The outer section was peeled away revealing the cuts for demonstration purposes only. The fact that some of the pieces stuck to the upper sheet made this attempt a failure. Note also that there is a tiny dot cut at the center of the mask and this could be a possible result of the creating of the vector file for the cross. It gives me an idea though in that I could perhaps get the cutter to cut a fine cross hair at the center as well as slots in the film so that I can see locating lines that I would pencil on the model. Filed for future.
This picture also reveals that the actual mask patterns are not perfect. Some edges have become rounded and there seems to be some shrinkage of some of the pieces. Maybe this isn't the ideal material after all.
Having learned a lot with that first try, I decided to give some vinyl a shot. Maybe this stuff would be tougher and easier to work with. Now, the vinyl roll that my wife got me along with the machine is actually white, not transparent so I wouldn't use this for my projects but I thought that I'd try it anyway. The process of cutting was repeated as previously described.
This time, I placed the mask on the inner wing surface of my unfinished Anson, having separated the cross components from the surrounding material. This time I will try painting using the mask and there are two ways to go about it - 1) paint all the black and add back all the mask pieces except those representing the white and 2) start with the white bits, then mask over the white paint with the appropriate pieces and shoot the black.
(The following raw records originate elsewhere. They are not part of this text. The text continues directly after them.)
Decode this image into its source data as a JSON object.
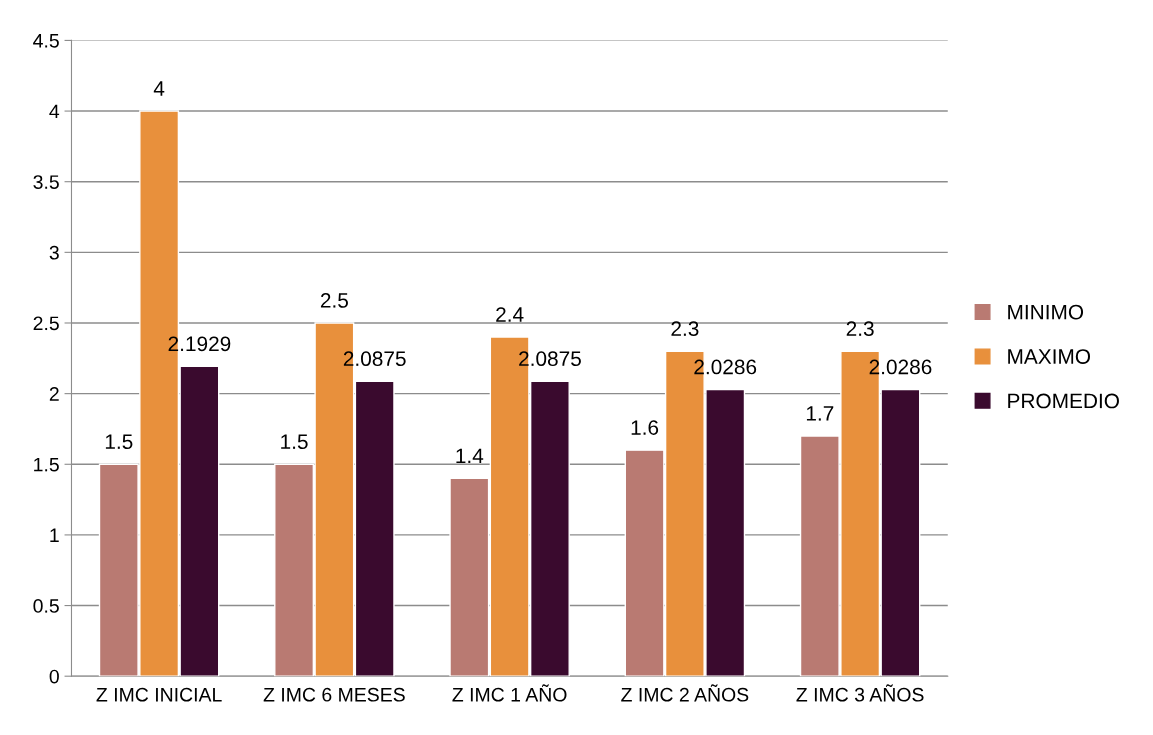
{
  "chart_data": {
    "type": "bar",
    "categories": [
      "Z IMC INICIAL",
      "Z IMC 6 MESES",
      "Z IMC 1 AÑO",
      "Z IMC 2 AÑOS",
      "Z IMC 3 AÑOS"
    ],
    "series": [
      {
        "name": "MINIMO",
        "color": "#b97a72",
        "values": [
          1.5,
          1.5,
          1.4,
          1.6,
          1.7
        ]
      },
      {
        "name": "MAXIMO",
        "color": "#e8903c",
        "values": [
          4,
          2.5,
          2.4,
          2.3,
          2.3
        ]
      },
      {
        "name": "PROMEDIO",
        "color": "#3a0a2e",
        "values": [
          2.1929,
          2.0875,
          2.0875,
          2.0286,
          2.0286
        ]
      }
    ],
    "ylim": [
      0,
      4.5
    ],
    "yticks": [
      0,
      0.5,
      1,
      1.5,
      2,
      2.5,
      3,
      3.5,
      4,
      4.5
    ],
    "grid": "y",
    "legend": "right",
    "data_labels": true
  }
}
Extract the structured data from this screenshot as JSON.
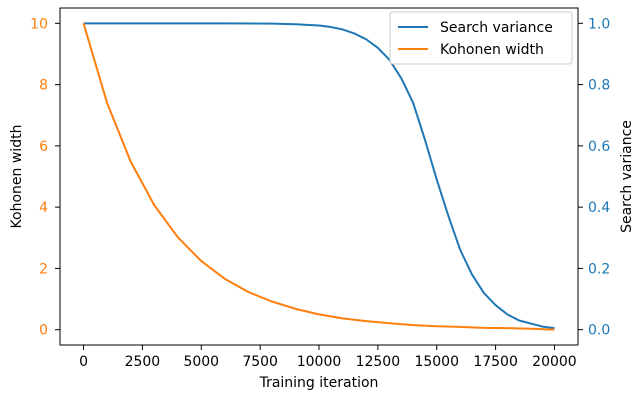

For this trial, I went with method 1. First, black was sprayed into the full area shown on the left in the above pic. Then I added back in all the masks, starting with the outer L shapes that would cover the outer black edges. I then temporarily added the thicker L pieces that would represent the white sections. Finally the largest mask piece was added - the center cross. Once everything was properly aligned, I removed the thicker L's to reveal the area to be painted white (below).
The white was then sprayed.....
...and the masks removed to reveal an okay cross. A close look reveals some imperfections and the image is nowhere near as sharp as a good decal. Also, some of the white managed to find a thin hole and creep into the outer edges. Maybe method 2 would be better.
It's possible that I may not get an acceptable result in 1/48 scale as these crosses are fairly complex to manipulate. However, I'm not giving up yet as a) I think the other material still has potential and will be superior to vinyl, b) the application techniques can be refined, and c) I think there are some tweaks I can make in the vector file that could help the cutting, as I'm convinced that several of the cuts are being made twice because of the way the file was layered (I made one file with two layers so that I could delete the black bits if I want to make the low-visibility type crosses).
I'll be off to Nanton tomorrow as we're gluing some outer skin on our Mossie so I won't have an update until Wednesday earliest.
I hope the above was of some interest and I'll keep trying to see if these crosses can be made acceptable for my model. Otherwise, it will be back to decals!